On the other end, Capela’s primary job in Houston was to set screens for James Harden and either dive into the paint or force a switch and then amble down toward the dunker’s spot. His 65.2 effective field goal percentage led the league in 2018, and from 2017 to 2019 no teammate assisted another at the rim more than Harden did Capela.
(A quick aside for his thoughts on the trade: “I mean, I respect their choice ... but I felt like it was their last chance,” Capela says. “I feel it was the emergency choice and the only one. It was like O.K., they’re gonna make that choice but if it’s not working, the team is over. And that’s what happened.”)
It’s a similar role with the Hawks, except he no longer has the luxury of playing with one of the greatest table-setters in basketball history. Capela wants to shed the idea that for him to have a beneficial impact a ballhandler needs to help him out; he’s responded by leading the NBA in offensive rebound rate and putbacks, taking more shots that are contested around the basket than he ever has.
“This is how I get going in the games, by getting offensive rebounds and scoring and putting it back in the basket,” Capela says. “This is why I am who I am. It’s not James Harden or Trae that helps me get an offensive rebound. It’s just me.”
Where he used to pass the ball back out and let Houston’s playmakers attack off the second chance Capela created, this season he’s putting the onus to score on his own shoulders. Sometimes this is gravy.
But tip-ins are less clean than uncontested dump off finishes, even when they end with a power dunk, which helps explain why his field goal percentage is down to 55%, the lowest it’s been since his rookie season.
In the pick-and-roll, Young is an exceptional set-up man in his own right; Capela is nearly 20% more accurate in the restricted area when both share the court. He’s one of basketball’s most potent lob threats, and nobody has assisted any teammate more at the rim than Young has Capela this season. But in addition to an increased aggression on putbacks, he also has to score more through a resistance Harden and Chris Paul once sheared away. “I’m trying to be more aggressive by myself,” he says. “It’s not just all dunks by myself under the rim.”
Zooming out to assess Capela’s broader place in the league and on a team that sees him as a vital building block, Hawks general manager Travis Schlenk says the following when asked about last year’s Eastern Conference finals: “You have to have versatile guys on the floor. You’re seeing a lot of small ball. ... Having guys that are all dribble, pass and shoot. If you have a guy on the floor that doesn’t have one of those skills, you’re playing four-on-five.”
Schlenk isn’t wrong, but that doesn’t make Capela an anachronism, or even someone who needs to step too far outside his comfort zone. The things Capela thrives at still impact winning, and before this season is over he hopes to receive more recognition for the pros he provides than the cons that come with them.

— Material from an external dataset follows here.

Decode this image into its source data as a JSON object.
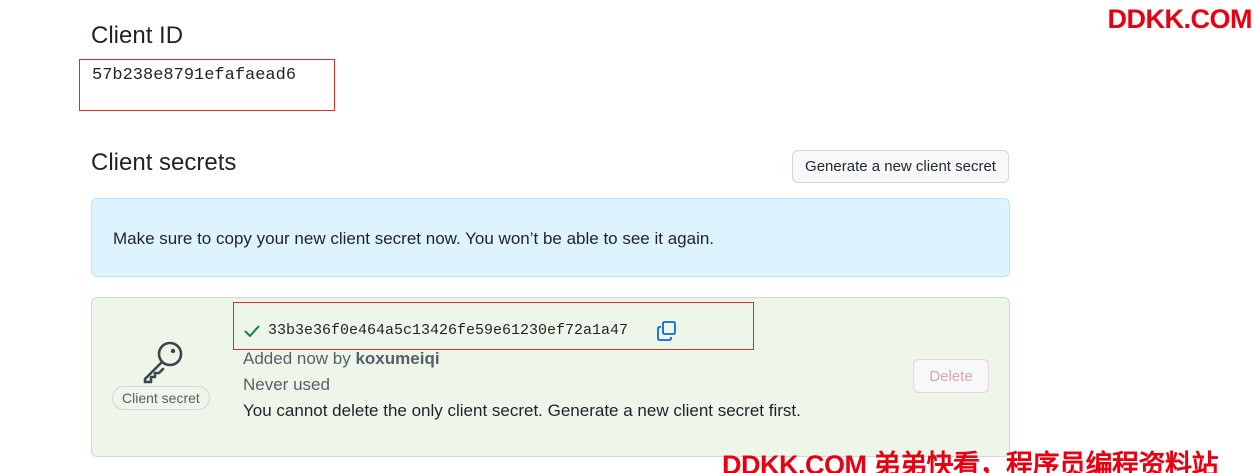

“Defensive wise, I feel like people don’t really talk about me,” he says. “Maybe it’s too early. I know it’s a long season anyways and I’m just gonna do my best and keep going because I really want to be on one of the all-defensive teams at the end of the year. It’s really my goal.”
I ask who he thinks is ahead of him: “Nobody. It’s just who people like to talk about. There’s Draymond Green or guys like Anthony Davis. It’s just because they are names so people like to talk about them. But they’re not necessarily better.”